ROMA. – Matteo Renzi precipita il Pd in ciò che tutti gli altri dirigenti avevano cercato di evitare: una resa dei conti interna e una conta alla direzione di giovedì prossimo. L’intervista, da Fabio Fazio, dell’ex segretario quattro giorni prima della Direzione, cercando di determinarne l’esito a prescindere dal confronto interno, ha esasperato tutte le altre correnti e big Dem. A cominciare dal reggente Maurizio Martina, tutti, da Franceschini a Orlando, da Zingaretti a Emiliano, hanno invocato un “chiarimento”, vale a dire un voto, che dovrebbe accelerare i tempi dell’Assemblea nazionale e del congresso, nel pieno della crisi di governo.

Ma Renzi non demorde: “Ho il diritto-dovere di illustrare le mie scelte”. Comincia Gianni Cuperlo di prima mattina ma l’onda contro l’ex leader monta per tutta la giornata coinvolgendo Piero Fassino, Dario Franceschini, fino a poco fa in maggioranza, Andrea Orlando, Goffredo Bettini e via così, tutti critici per le esternazioni di Renzi, innanzi tutto per il fatto di non averle pronunciate in direzione.

La critica non riguarda tanto il contenuto delle parole dell’ex premier, condivise da alcuni suoi critici, quanto che abbia deciso di parlare in tv direttamente ai militanti, per determinare una pressione sulla riunione di giovedì impedendo il confronto. Martina nel pomeriggio ha fatto una dichiarazione netta: “Ritengo ciò che è accaduto – sostiene il reggente – in queste ore grave, nel metodo e nel merito. Così un Partito rischia solo l’estinzione e un distacco sempre più marcato con i cittadini e la società. E’ impossibile guidare un partito in queste condizioni e per quanto mi riguarda la collegialità è sempre un valore, non un problema”.

Parole da qualcuno interpretate come una minaccia di dimissioni, escluse però dallo stesso Martina all’Ansa. La parola chiave pronunciata da tutti i critici di Renzi è “chiarimento”, che, in direzione o in assemblea, si tradurrà in un voto. I parlamentari vicini a Renzi hanno tentato di gettar acqua sul fuoco, sottolineando che l’ex segretario non ha fatto altro che ribadire quanto deciso dalla Direzione il 12 marzo, e che le reazioni odierne sono esagerate.
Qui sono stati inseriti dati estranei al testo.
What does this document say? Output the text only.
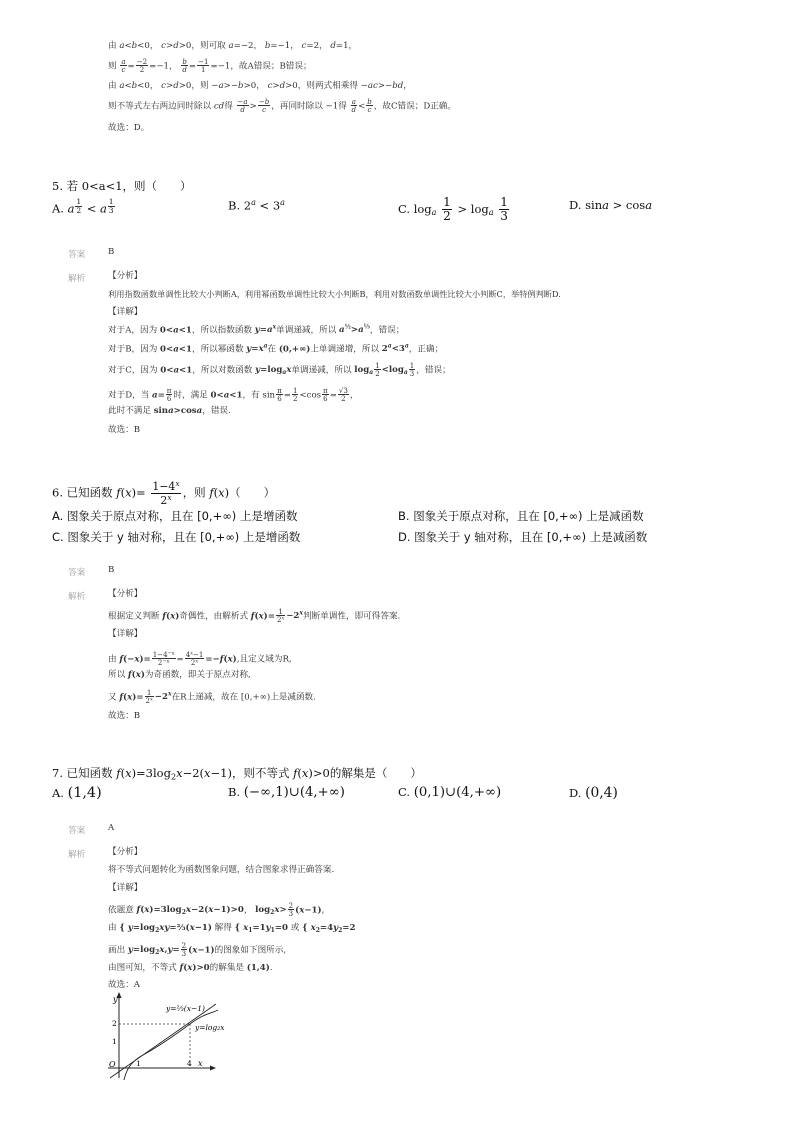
由 a<b<0， c>d>0，则可取 a=−2， b=−1， c=2， d=1，
则 $\frac{a}{c} = \frac{-2}{2} =-1$， $\frac{b}{d} = \frac{-1}{1} =-1$，故A错误；B错误；
由 a<b<0， c>d>0，则 −a>−b>0， c>d>0，则两式相乘得 −ac>−bd，
则不等式左右两边同时除以 cd得 $\frac{-a}{d} > \frac{-b}{c}$ ，再同时除以 −1得 $\frac{a}{d} < \frac{b}{c}$ ，故C错误；D正确。
故选：D。
5. 若 0<a<1，则（　　）
A. a $^{\frac{1}{2}}$ < a $^{\frac{1}{3}}$	B. $2^a < 3^a$	C. $\log_a \frac{1}{2} > \log_a \frac{1}{3}$	D. sina > cosa
答案	B
解析	【分析】
利用指数函数单调性比较大小判断A，利用幂函数单调性比较大小判断B，利用对数函数单调性比较大小判断C，举特例判断D.
【详解】
对于A，因为 0<a<1，所以指数函数 $y=a^x$单调递减，所以 $a^{\frac{1}{2}}>a^{\frac{1}{3}}$，错误；
对于B，因为 0<a<1，所以幂函数 $y=x^a$在 (0,+∞)上单调递增，所以 $2^a<3^a$，正确；
对于C，因为 0<a<1，所以对数函数 $y=\log_ax$单调递减，所以 $\log_a \frac{1}{2} <\log_a \frac{1}{3}$ ，错误；
对于D，当 $a= \frac{\pi}{6}$ 时，满足 0<a<1，有 $\sin \frac{\pi}{6} = \frac{1}{2} <\cos \frac{\pi}{6} = \frac{√3}{2}$ ，
此时不满足 sina>cosa，错误.
故选：B
6. 已知函数 $f(x)= \frac{1-4^x}{2^x}$ ，则 f(x)（　　）
A. 图象关于原点对称，且在 [0,+∞) 上是增函数	B. 图象关于原点对称，且在 [0,+∞) 上是减函数
C. 图象关于 y 轴对称，且在 [0,+∞) 上是增函数	D. 图象关于 y 轴对称，且在 [0,+∞) 上是减函数
答案	B
解析	【分析】
根据定义判断 f(x)奇偶性，由解析式 $f(x)= \frac{1}{2^x} -2^x$判断单调性，即可得答案.
【详解】
由 $f(-x)= \frac{1-4^{-x}}{2^{-x}} = \frac{4^x-1}{2^x} =-f(x)$,且定义域为R,
所以 f(x)为奇函数，即关于原点对称,
又 $f(x)= \frac{1}{2^x} -2^x$在R上递减，故在 [0,+∞)上是减函数.
故选：B
7. 已知函数 $f(x)=3\log_2x-2(x-1)$，则不等式 f(x)>0的解集是（　　）
A. (1,4)	B. (−∞,1)∪(4,+∞)	C. (0,1)∪(4,+∞)	D. (0,4)
答案	A
解析	【分析】
将不等式问题转化为函数图象问题，结合图象求得正确答案.
【详解】
依题意 $f(x)=3\log_2x-2(x-1)>0$， $\log_2x> \frac{2}{3} (x-1)$,
由 { $y=\log_2xy=\frac{2}{3}(x-1)$ 解得 { $x_1=1y_1=0$ 或 { $x_2=4y_2=2$
画出 $y=\log_2x,y= \frac{2}{3} (x-1)$的图象如下图所示,
由图可知，不等式 f(x)>0的解集是 (1,4).
故选：A
y
x
O	1	4
1
2
y=⅔(x−1)
y=log₂x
Ma il punto è che in direzione si sarebbe dovuto discutere se modificare la precedente decisione di un Pd schierato all’opposizione. Parole che non soddisfano gli altri dirigenti dem. Lorenzo Guerini ha esortato tutti a tenere i nervi saldi, per evitare spaccature, ma proprio questa appare a molti leader l’unica soluzione per il “chiarimento”. In serata Renzi ha riattizzato le ceneri scrivendo su twitter che è suo “dovere e diritto” spiegare agli elettori il “no” all’accordo con M5s, visto che è stato “eletto in un collegio”.

Lo scenario possibile è che giovedì Martina svolga la sua relazione in cui proporrà una linea diversa da quella di Renzi, e su questa chieda un voto. Una mossa di primo acchito azzardata, dato che Renzi ha sulla carta 117 voti su 209 della Direzione. Ma è proprio sul timore di questi numeri da parte delle altre correnti che Renzi ha finora contato.

Al netto delle possibili defezioni tra le truppe dell’ex segretario (ad esempio chi non è stato ricandidato), i leader delle altre correnti ritengono che occorra tentare la conta, che in caso di bocciatura della relazione di Martina, porterà ad anticipare il congresso e al definitivo chiarimento, mentre Renzi puntava a primarie ai primi del 2019. Solo la prospettiva di un nuovo segretario, si ragiona nella minoranza, può aprire il “liberi tutti” tra i renziani.